Bataille writes in the diary section of On Nietzsche:

"In carnal love we ought to love excesses of suffering.Without them no risk would exist....Right away, the beloved gets strangely confused with me. Moreover--once seen the beloved becomes incomprehensible. All the pursuing, finding, and embracing of the person with whom I'm in love,what good does any of it do? I suspected all along...But without first drowning my anguish in sensuality, how could I have endured these torments of desire?" (p.71 & 72)

Today the masculinity crisis is generally seen as a negative reactive response to feminism, to the growing independence of women, and to the blending of gender roles. It is seen in terms of an anxiety about the "effeminisation" of males and gayness a fear of a disturbing or disturbed femininity and the need for a recuperative space to reaffirm male masculinity along conventional 19th century lines of 'female difference/male dominance'.

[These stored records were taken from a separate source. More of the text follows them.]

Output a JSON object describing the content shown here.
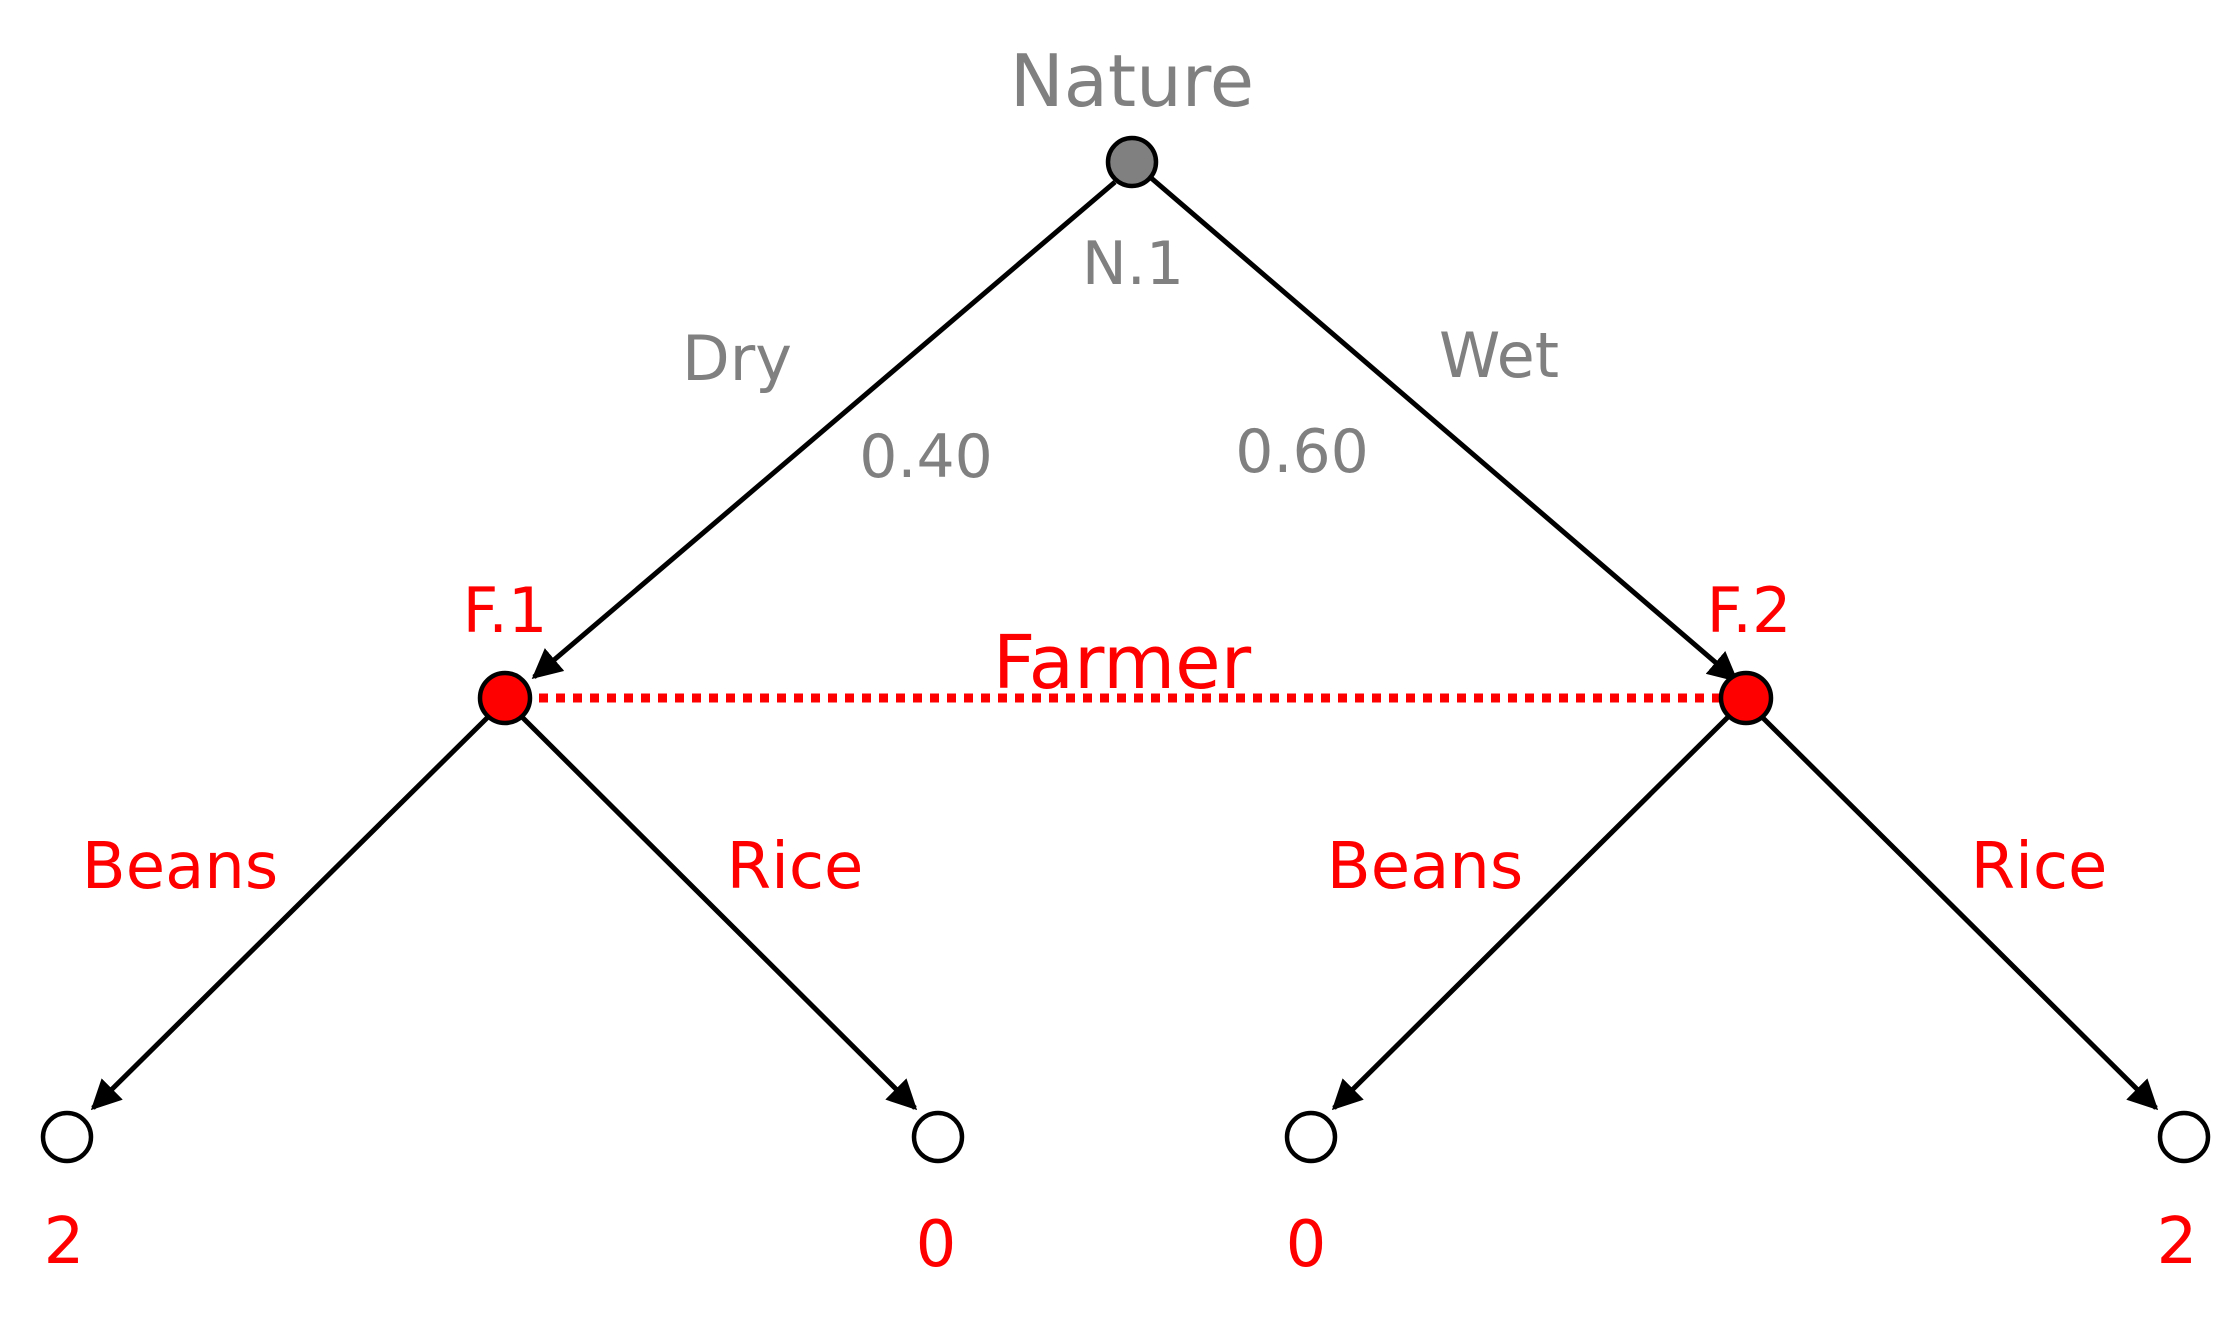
{
  "colors": {
    "nature": "#808080",
    "farmer": "#ff0000",
    "edge": "#000000",
    "terminal_fill": "#ffffff"
  },
  "nature": {
    "player_label": "Nature",
    "node_id": "N.1",
    "dry": {
      "action": "Dry",
      "probability": "0.40"
    },
    "wet": {
      "action": "Wet",
      "probability": "0.60"
    }
  },
  "farmer": {
    "player_label": "Farmer",
    "f1": {
      "node_id": "F.1",
      "beans": {
        "action": "Beans",
        "payoff": "2"
      },
      "rice": {
        "action": "Rice",
        "payoff": "0"
      }
    },
    "f2": {
      "node_id": "F.2",
      "beans": {
        "action": "Beans",
        "payoff": "0"
      },
      "rice": {
        "action": "Rice",
        "payoff": "2"
      }
    }
  }
}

This account is partly right, I suspect. Some men certainly do want to retain control over women and they are more than willing to pay for being men.

Maybe the masculinity crisis is something deeper? Something that we can link back to Bataille's split subjectivity, pornography and tormented desire?

This is one account. It asks:


"How do men win their masculinities now? Therein lies the true crisis: the measure of a man has changed, leaving many young men without a roadmap to establishing their identities and without clear-cut ways to validate their masculinity."

It suggests that women's liberation is not the cause of this crisis, even though women are often its scapegoats. What we have is the transgressive turn to violence, a growing class of 'lawless, sometimes violent young men, and more and more big bad boys who bite social workers.

If it is about masculinity, then it is about sexuality, bodies, desire and the recognition of our object of desire as another subject. As Bataille says:

"Pain flows from the beloved's obstruction of that love. The beloved turns aside---is different from me. But without this difference---my recognition of this beloved would have been in vain. Identity still remains in effect. Only when our response to desire remains incomprehensible is that response true. A response that is understood destroys desire."

This suggests that there is more going on than angry, violent, sexually dysfunctional men reacting to their lose of power by desparately clinging to the past, as pathological traditionalists, recidivists and losers.

It suggests that we look at the processes and relationships through which men and women conduct gendered lives. With Bataille the focus is on the lived experience of sexual desire and the practices that shape that desire which are an aspect of the gender order.

What is pushed into the background is the power relations involving the subordination of women and the domination of men and the gender division of labor whereby men gain from unequal shares of the product.